# Still looking for GMP's 1/24 shop lifts....



## theirishavenger (Jun 1, 2005)

I just got done hearing from GMP diecast. I've been looking everywhere, and I mean EVERYWHERE for two 1/24 two post shop lifts for a diorama I'm doing, so I called them to find out when they'd be in stock again. Well, word is they are discontinued. So, if any are left, they're going to be in the LHS on a back shelf, or so I'm thinking. I've scoped out about ten online shops, Ebay, Tower Hobbies, you name it. So far no luck.

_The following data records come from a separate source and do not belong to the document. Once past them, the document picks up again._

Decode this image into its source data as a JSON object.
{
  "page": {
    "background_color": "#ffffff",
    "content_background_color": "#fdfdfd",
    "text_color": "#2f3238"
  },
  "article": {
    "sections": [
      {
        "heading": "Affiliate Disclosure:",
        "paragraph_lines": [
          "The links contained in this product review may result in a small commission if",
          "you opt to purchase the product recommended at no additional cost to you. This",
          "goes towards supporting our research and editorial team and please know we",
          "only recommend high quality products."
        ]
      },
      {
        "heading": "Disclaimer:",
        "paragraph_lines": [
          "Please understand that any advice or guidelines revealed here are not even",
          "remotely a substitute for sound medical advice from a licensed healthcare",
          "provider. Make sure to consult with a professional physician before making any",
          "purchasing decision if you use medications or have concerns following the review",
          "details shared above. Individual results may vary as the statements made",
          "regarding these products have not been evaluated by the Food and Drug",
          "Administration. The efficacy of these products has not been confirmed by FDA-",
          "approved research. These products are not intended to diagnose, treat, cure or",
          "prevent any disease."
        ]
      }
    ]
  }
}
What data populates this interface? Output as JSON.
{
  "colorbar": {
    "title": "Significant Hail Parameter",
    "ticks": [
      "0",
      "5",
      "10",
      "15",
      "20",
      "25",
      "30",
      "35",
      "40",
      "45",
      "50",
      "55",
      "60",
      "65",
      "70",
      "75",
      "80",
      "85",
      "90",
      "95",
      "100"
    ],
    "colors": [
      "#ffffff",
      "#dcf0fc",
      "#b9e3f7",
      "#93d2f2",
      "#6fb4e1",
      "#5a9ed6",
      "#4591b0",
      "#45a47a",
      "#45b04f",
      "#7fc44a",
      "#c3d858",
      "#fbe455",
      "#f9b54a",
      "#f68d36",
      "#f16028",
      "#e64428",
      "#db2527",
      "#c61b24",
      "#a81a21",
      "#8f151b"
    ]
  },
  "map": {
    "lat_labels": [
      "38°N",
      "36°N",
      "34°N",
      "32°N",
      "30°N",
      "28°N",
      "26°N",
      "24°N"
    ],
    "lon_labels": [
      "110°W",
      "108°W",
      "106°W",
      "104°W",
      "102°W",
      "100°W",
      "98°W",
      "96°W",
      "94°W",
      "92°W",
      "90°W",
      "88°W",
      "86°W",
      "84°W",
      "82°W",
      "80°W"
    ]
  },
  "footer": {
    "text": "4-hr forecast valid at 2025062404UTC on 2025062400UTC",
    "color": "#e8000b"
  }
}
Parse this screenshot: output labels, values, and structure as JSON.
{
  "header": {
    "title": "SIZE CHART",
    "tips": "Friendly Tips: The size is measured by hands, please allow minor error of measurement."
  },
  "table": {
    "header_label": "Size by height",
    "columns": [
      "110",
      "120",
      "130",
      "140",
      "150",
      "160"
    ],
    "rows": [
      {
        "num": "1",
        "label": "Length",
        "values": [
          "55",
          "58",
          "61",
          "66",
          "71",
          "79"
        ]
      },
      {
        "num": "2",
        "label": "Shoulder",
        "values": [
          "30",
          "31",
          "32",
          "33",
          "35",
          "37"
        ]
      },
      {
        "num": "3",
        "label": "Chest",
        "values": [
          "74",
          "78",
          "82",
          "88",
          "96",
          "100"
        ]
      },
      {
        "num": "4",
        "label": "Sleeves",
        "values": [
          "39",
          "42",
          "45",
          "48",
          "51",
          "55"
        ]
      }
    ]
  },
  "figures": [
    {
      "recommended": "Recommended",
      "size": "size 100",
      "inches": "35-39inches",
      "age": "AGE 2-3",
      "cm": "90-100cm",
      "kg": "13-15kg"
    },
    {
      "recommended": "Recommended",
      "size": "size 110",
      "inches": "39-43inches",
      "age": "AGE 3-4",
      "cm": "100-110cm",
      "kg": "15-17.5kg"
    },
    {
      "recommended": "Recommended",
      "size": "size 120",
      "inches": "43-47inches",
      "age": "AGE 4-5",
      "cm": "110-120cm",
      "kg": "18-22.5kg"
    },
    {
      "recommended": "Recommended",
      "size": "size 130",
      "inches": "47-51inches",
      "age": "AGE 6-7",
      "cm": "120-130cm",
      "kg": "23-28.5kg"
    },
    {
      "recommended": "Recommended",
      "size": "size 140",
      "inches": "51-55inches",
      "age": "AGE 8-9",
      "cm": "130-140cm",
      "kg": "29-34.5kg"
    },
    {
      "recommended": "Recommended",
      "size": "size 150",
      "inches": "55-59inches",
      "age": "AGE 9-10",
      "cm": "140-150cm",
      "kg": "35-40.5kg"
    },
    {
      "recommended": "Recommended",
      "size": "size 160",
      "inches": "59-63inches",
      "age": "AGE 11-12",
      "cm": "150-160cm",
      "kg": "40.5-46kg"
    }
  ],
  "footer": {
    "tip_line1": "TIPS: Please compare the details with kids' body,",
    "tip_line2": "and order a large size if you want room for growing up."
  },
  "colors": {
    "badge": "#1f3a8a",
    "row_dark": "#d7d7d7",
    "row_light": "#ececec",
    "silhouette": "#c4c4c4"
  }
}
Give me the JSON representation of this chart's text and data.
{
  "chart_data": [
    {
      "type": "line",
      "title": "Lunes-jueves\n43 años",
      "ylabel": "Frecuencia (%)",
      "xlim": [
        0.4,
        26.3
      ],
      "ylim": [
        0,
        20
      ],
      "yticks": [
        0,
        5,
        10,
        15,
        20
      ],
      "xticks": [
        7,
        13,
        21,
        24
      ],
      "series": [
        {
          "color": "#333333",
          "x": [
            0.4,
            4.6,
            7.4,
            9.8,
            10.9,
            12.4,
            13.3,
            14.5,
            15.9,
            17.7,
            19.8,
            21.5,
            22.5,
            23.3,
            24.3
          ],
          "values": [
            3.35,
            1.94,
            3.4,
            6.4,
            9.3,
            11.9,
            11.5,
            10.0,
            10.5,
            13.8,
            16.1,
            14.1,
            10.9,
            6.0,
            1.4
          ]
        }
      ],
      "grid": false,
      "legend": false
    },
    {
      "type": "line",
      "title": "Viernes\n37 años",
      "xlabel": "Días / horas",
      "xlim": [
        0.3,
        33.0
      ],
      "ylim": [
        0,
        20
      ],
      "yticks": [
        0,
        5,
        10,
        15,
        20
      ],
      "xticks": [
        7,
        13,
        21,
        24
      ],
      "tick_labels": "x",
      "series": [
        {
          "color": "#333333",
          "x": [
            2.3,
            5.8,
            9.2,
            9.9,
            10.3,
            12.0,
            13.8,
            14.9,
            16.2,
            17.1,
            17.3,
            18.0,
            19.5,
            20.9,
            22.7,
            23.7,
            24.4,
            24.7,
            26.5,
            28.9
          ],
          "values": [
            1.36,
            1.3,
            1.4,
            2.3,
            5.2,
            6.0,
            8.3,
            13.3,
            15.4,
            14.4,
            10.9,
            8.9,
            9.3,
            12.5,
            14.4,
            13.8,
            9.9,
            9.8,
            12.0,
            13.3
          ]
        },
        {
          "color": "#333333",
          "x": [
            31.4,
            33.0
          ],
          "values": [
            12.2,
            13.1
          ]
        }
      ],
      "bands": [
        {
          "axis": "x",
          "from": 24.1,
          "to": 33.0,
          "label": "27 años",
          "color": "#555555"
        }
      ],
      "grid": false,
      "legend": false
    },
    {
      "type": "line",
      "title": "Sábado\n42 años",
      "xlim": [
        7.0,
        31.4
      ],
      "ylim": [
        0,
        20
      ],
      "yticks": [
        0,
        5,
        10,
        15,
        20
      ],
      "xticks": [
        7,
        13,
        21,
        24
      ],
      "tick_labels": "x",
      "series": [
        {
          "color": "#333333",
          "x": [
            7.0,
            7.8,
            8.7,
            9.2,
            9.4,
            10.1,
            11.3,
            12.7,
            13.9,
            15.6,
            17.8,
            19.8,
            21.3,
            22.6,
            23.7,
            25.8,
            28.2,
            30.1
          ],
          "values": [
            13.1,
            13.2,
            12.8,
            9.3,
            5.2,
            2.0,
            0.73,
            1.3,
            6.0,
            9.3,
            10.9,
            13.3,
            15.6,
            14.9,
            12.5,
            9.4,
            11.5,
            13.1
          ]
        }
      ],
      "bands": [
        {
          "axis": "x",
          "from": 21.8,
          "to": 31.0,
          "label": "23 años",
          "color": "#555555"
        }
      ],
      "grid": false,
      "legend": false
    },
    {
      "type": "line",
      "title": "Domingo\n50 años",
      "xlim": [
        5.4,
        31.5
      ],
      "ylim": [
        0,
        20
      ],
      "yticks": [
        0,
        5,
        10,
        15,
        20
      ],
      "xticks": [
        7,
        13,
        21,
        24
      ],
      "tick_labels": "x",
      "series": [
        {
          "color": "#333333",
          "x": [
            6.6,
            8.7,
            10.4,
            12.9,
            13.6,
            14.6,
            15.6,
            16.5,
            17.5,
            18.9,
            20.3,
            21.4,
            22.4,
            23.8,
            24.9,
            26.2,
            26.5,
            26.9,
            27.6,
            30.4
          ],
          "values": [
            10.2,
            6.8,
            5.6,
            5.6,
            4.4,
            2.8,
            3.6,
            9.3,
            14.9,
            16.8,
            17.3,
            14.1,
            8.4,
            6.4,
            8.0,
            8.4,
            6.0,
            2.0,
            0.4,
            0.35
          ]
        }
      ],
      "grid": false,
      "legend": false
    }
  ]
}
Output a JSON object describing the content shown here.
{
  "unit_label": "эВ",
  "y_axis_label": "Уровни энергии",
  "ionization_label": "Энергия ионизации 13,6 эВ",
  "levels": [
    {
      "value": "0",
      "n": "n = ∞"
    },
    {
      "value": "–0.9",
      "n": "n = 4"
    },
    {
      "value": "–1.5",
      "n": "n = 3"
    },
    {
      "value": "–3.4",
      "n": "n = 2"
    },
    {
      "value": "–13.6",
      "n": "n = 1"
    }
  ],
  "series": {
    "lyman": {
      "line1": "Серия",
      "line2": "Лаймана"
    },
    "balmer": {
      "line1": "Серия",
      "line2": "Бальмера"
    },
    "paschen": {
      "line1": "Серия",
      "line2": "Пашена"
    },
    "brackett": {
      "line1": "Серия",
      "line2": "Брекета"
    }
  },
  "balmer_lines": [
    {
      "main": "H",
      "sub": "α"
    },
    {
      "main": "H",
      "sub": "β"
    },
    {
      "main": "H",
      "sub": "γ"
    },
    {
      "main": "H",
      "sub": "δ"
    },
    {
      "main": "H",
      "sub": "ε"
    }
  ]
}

Would anyone know where some may be lurking, and if so, would you be willing to make an arrangement to purchase two for me, ship them, and I will compensate you for the purchase and any other costs? If anyone can help me out, I would be GREATLY, GREATLY APPRECIATIVE. Thank you.



Chris


----------



## wildcatf150 (Oct 23, 2006)

This isn't a GMP, but it goes up and down using battery power. I have one and though it is not GMP, it's not too bad.
http://cgi.ebay.com/MOVING-CAR-LIFT-GARAGE-1-24-diecast-truck-accessories_W0QQitemZ230055982259QQihZ013QQcategoryZ223QQrdZ1QQcmdZViewItem


----------



## theirishavenger (Jun 1, 2005)

Update!

For those who may find this useful, I finally found the lifts I was looking for! Found 'em at CorvetteCentral.com. Thanks for all who looked around for me. :thumbsup: 

Avenger


----------